At the same time, no one heard from Mr. Burke's representatives. The New York Post, which recently started a sister publication in California, reported that one of the city's most powerful criminal defense lawyers had taken Mr. Burke's case. But not until this week did that lawyer, Blair Berk, speak out publicly to confirm her involvement. (She and Mr. Burke's other lawyers said that the evidence would show he did not murder Ms. Rivas Hernandez, and that they would "vigorously defend David's innocence.")
It was amid this information gap that drips of intel began leaking from other sources: a private investigator hired by the owner of a Hollywood Hills home that Mr. Burke had once rented; Mr. Geragos, the power lawyer; and even the founder of TMZ himself, Harvey Levin.
Early on, the man who owned the Hollywood Hills home, Malden Trifunovic, told The New York Times that he was cooperating with the police investigation. He emphasized that he had hired his own private investigator, whom he later identified as Steve Fischer. Mr. Fischer appeared on Court TV, NewsNation and other stations to discuss the case -- and share some of his findings.
He told the local ABC affiliate that Mr. Burke's Tesla had been parked "in a few different spots around the neighborhood" starting in May before arriving in the spot where it was ticketed on July 29. Mr. Fischer also said on his website that he had discovered who was driving the Tesla in late July (though he did not identify that person publicly), and said he believed that Ms. Rivas Hernandez might have died "back as far as February 2025." The police have not commented on any of these assertions.
Other scraps of information were making their way to TMZ, which reported on Mr. Burke's tattoos, using them to suggest a possible connection between the singer and Ms. Rivas Hernandez. Along with The Los Angeles Times, it revealed the existence of a grand jury proceeding that was supposed to be secret, whom was being called to testify and who was fighting the subpoenas. And it was TMZ, along with NBC Los Angeles, that in November first reported that Mr. Burke was a suspect.
So perhaps it should have been little surprise when Mr. Levin and Mr. Geragos hopped on a TMZ-owned podcast to riff on the case.

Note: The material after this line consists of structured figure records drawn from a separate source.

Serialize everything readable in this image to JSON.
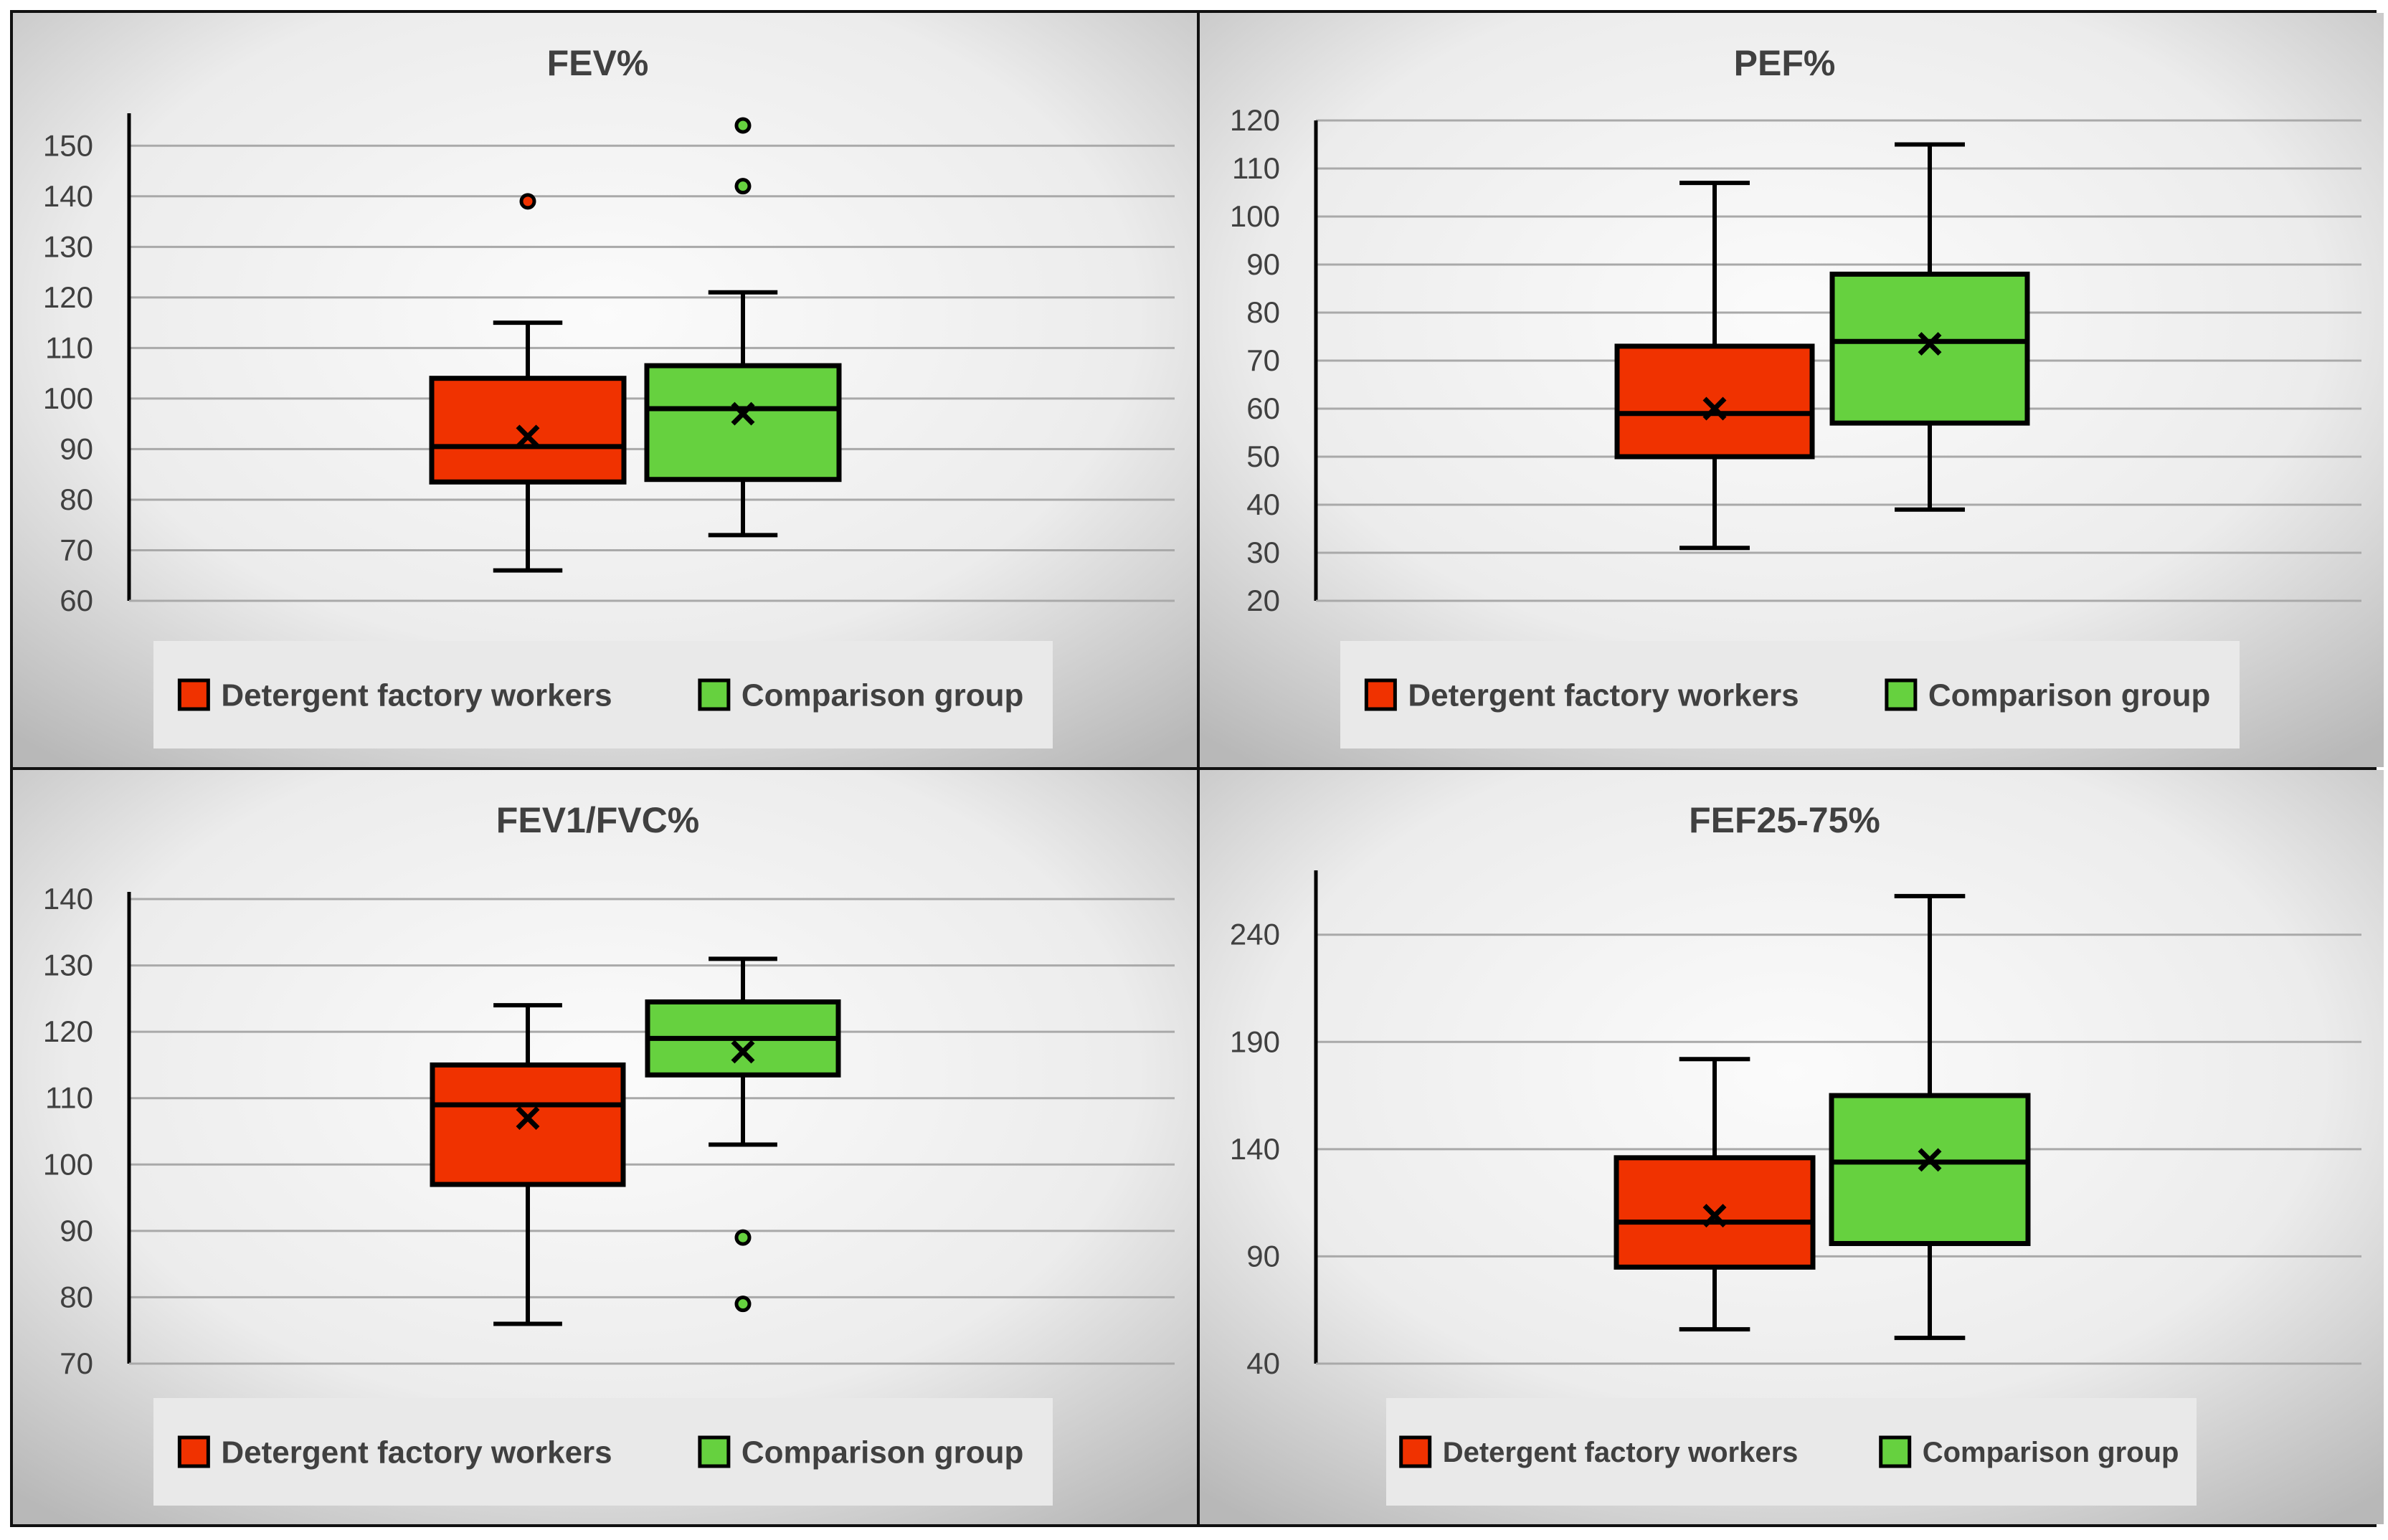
{
  "colors": {
    "workers": "#f03200",
    "comparison": "#66d13f",
    "axis": "#000000",
    "grid": "#a9a9a9",
    "legend_bg": "#e9e9e9",
    "panel_edge": "#b8b8b8",
    "panel_center": "#fbfbfb"
  },
  "legend": {
    "workers_label": "Detergent factory workers",
    "comparison_label": "Comparison group"
  },
  "chart_data": [
    {
      "type": "boxplot",
      "title": "FEV%",
      "xlabel": "",
      "ylabel": "",
      "ylim": [
        60,
        155
      ],
      "yticks": [
        "60",
        "70",
        "80",
        "90",
        "100",
        "110",
        "120",
        "130",
        "140",
        "150"
      ],
      "grid": true,
      "legend": "bottom",
      "series": [
        {
          "name": "Detergent factory workers",
          "min": 66,
          "q1": 83.5,
          "median": 90.5,
          "q3": 104,
          "max": 115,
          "mean": 92.5,
          "outliers": [
            139
          ]
        },
        {
          "name": "Comparison group",
          "min": 73,
          "q1": 84,
          "median": 98,
          "q3": 106.5,
          "max": 121,
          "mean": 97,
          "outliers": [
            154,
            142
          ]
        }
      ]
    },
    {
      "type": "boxplot",
      "title": "PEF%",
      "xlabel": "",
      "ylabel": "",
      "ylim": [
        20,
        120
      ],
      "yticks": [
        "20",
        "30",
        "40",
        "50",
        "60",
        "70",
        "80",
        "90",
        "100",
        "110",
        "120"
      ],
      "grid": true,
      "legend": "bottom",
      "series": [
        {
          "name": "Detergent factory workers",
          "min": 31,
          "q1": 50,
          "median": 59,
          "q3": 73,
          "max": 107,
          "mean": 60,
          "outliers": []
        },
        {
          "name": "Comparison group",
          "min": 39,
          "q1": 57,
          "median": 74,
          "q3": 88,
          "max": 115,
          "mean": 73.5,
          "outliers": []
        }
      ]
    },
    {
      "type": "boxplot",
      "title": "FEV1/FVC%",
      "xlabel": "",
      "ylabel": "",
      "ylim": [
        70,
        140
      ],
      "yticks": [
        "70",
        "80",
        "90",
        "100",
        "110",
        "120",
        "130",
        "140"
      ],
      "grid": true,
      "legend": "bottom",
      "series": [
        {
          "name": "Detergent factory workers",
          "min": 76,
          "q1": 97,
          "median": 109,
          "q3": 115,
          "max": 124,
          "mean": 107,
          "outliers": []
        },
        {
          "name": "Comparison group",
          "min": 103,
          "q1": 113.5,
          "median": 119,
          "q3": 124.5,
          "max": 131,
          "mean": 117,
          "outliers": [
            89,
            79
          ]
        }
      ]
    },
    {
      "type": "boxplot",
      "title": "FEF25-75%",
      "xlabel": "",
      "ylabel": "",
      "ylim": [
        40,
        270
      ],
      "yticks": [
        "40",
        "90",
        "140",
        "190",
        "240"
      ],
      "grid": true,
      "legend": "bottom",
      "series": [
        {
          "name": "Detergent factory workers",
          "min": 56,
          "q1": 85,
          "median": 106,
          "q3": 136,
          "max": 182,
          "mean": 109,
          "outliers": []
        },
        {
          "name": "Comparison group",
          "min": 52,
          "q1": 96,
          "median": 134,
          "q3": 165,
          "max": 258,
          "mean": 135,
          "outliers": []
        }
      ]
    }
  ]
}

Mr. Geragos does not represent Mr. Burke. But he has defended high-profile clients, including the woman who pleaded guilty to having illegally provided ketamine to Mr. Perry. He also owns Los Angeles magazine, which itself has written about some of Mr. Fischer's more lurid claims concerning the Rivas Hernandez disappearance.
TMZ has its own reporters, but Mr. Levin made it clear in the podcast with Mr. Geragos: "I've been on the phone personally on this one."
Among the suggestions made by Mr. Levin and Mr. Geragos: The relationship between the L.A.P.D. and the medical examiner had frayed, and a trip that Mr. Burke took to a remote area of Santa Barbara County could be key to the investigation.
It was a newsy enough podcast that the police put out a statement confirming that it had evidence showing that Mr. Burke had traveled to the Santa Barbara area sometime in the spring of 2025. And the medical examiner's office, in a rare public statement, appeared to confirm that there was tension between the agency and the police.
Interest in the D4vd case resurged on Thursday when the police said that Mr. Burke had been arrested and was being held without bail and that his case would be presented to prosecutors on Monday. They fit all of that information within a 45-word statement.